The sculpture Shockwave (Hedef) was created from elements of Saher Mi’ari’s earlier work Raft, made in 2020 especially for the space adjacent to the atelier at the Kupferman Collection House. In that piece – based on wooden formwork and concrete surfaces – Mi’ari examined the core foundations of the concept of home: wall and floor as symbols of grounding and stability, in contrast to the raft, a motif of wandering and the search for belonging.

As a result of war, destruction, and loss, those tangible and symbolic foundations were destabilized. According to Mi’ari, “the concept of ‘building’ became hollow and nearly vanished from our consciousness.” The transformation of reality made it difficult for him to continue in the spirit of his earlier practice, and a new urge emerged: to create a work that would express the pain and reflect the spirit of the time. This emotional need shaped the new artistic path as an attempt to explore whether repair is even possible within a fragile and shifting reality. The passage of time and ongoing destruction gave rise to a different kind of creation – one that moves between collapse and repair, between fracture and resilience.

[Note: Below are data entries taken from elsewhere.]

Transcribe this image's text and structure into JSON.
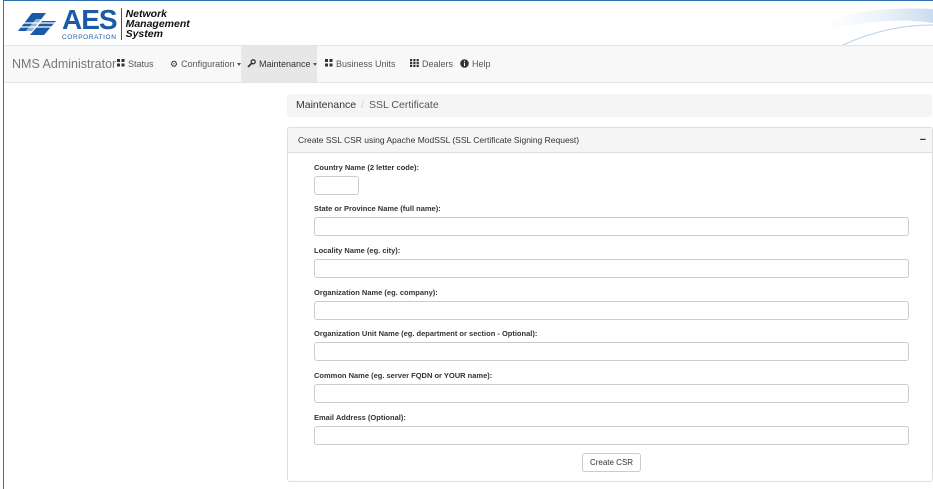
{
  "header": {
    "logo_name": "AES",
    "logo_corp": "CORPORATION",
    "system_line1": "Network",
    "system_line2": "Management",
    "system_line3": "System"
  },
  "navbar": {
    "brand": "NMS Administrator",
    "items": [
      {
        "label": "Status",
        "icon": "grid-icon",
        "dropdown": false,
        "active": false
      },
      {
        "label": "Configuration",
        "icon": "gear-icon",
        "dropdown": true,
        "active": false
      },
      {
        "label": "Maintenance",
        "icon": "wrench-icon",
        "dropdown": true,
        "active": true
      },
      {
        "label": "Business Units",
        "icon": "grid-icon",
        "dropdown": false,
        "active": false
      },
      {
        "label": "Dealers",
        "icon": "list-grid-icon",
        "dropdown": false,
        "active": false
      },
      {
        "label": "Help",
        "icon": "info-icon",
        "dropdown": false,
        "active": false
      }
    ]
  },
  "breadcrumb": {
    "items": [
      "Maintenance",
      "SSL Certificate"
    ],
    "separator": "/"
  },
  "panel": {
    "title": "Create SSL CSR using Apache ModSSL (SSL Certificate Signing Request)",
    "collapse_symbol": "−",
    "fields": [
      {
        "label": "Country Name (2 letter code):",
        "value": "",
        "placeholder": ""
      },
      {
        "label": "State or Province Name (full name):",
        "value": "",
        "placeholder": ""
      },
      {
        "label": "Locality Name (eg. city):",
        "value": "",
        "placeholder": ""
      },
      {
        "label": "Organization Name (eg. company):",
        "value": "",
        "placeholder": ""
      },
      {
        "label": "Organization Unit Name (eg. department or section - Optional):",
        "value": "",
        "placeholder": ""
      },
      {
        "label": "Common Name (eg. server FQDN or YOUR name):",
        "value": "",
        "placeholder": ""
      },
      {
        "label": "Email Address (Optional):",
        "value": "",
        "placeholder": ""
      }
    ],
    "submit_label": "Create CSR"
  },
  "colors": {
    "brand_blue": "#1a5aa6",
    "navbar_bg": "#f8f8f8",
    "active_nav_bg": "#e7e7e7",
    "panel_heading_bg": "#f5f5f5"
  }
}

Fragments of concrete from Raft are arranged here in a broken sequence, connected with iron rods like a ruptured spinal column – cracked, fractured, and disassembled – yet despite the blow it has sustained, still strives for uprightness. The shockwave (hedef) at the heart of the work exposes the tension between collapse and standing, between wounded material and the force that remains within it.

The sculpture’s placement near the olive tree preserves the connection to the local soil – the very ground that once united the residents of Mi’ari’s hometown, the village of Me’kar, with the community of Kibbutz Lohamei HaGeta’ot – and endows it with an anchor of memory and endurance.

The craft of construction, explored by both Kupferman and Mi’ari in the early stages of their artistic paths, shaped the content and formal language of their work: the longing for home, for stillness, for existential grounding, and the structure – grid, lines, and columns. This work once again touches on the question of what constitutes a home, and what remains of it when the foundations are already shaking. Despite the devastation and sorrow that define the current moment, the artwork sketches a gesture of rising – a faint echo of the possibility of repair among the ruins.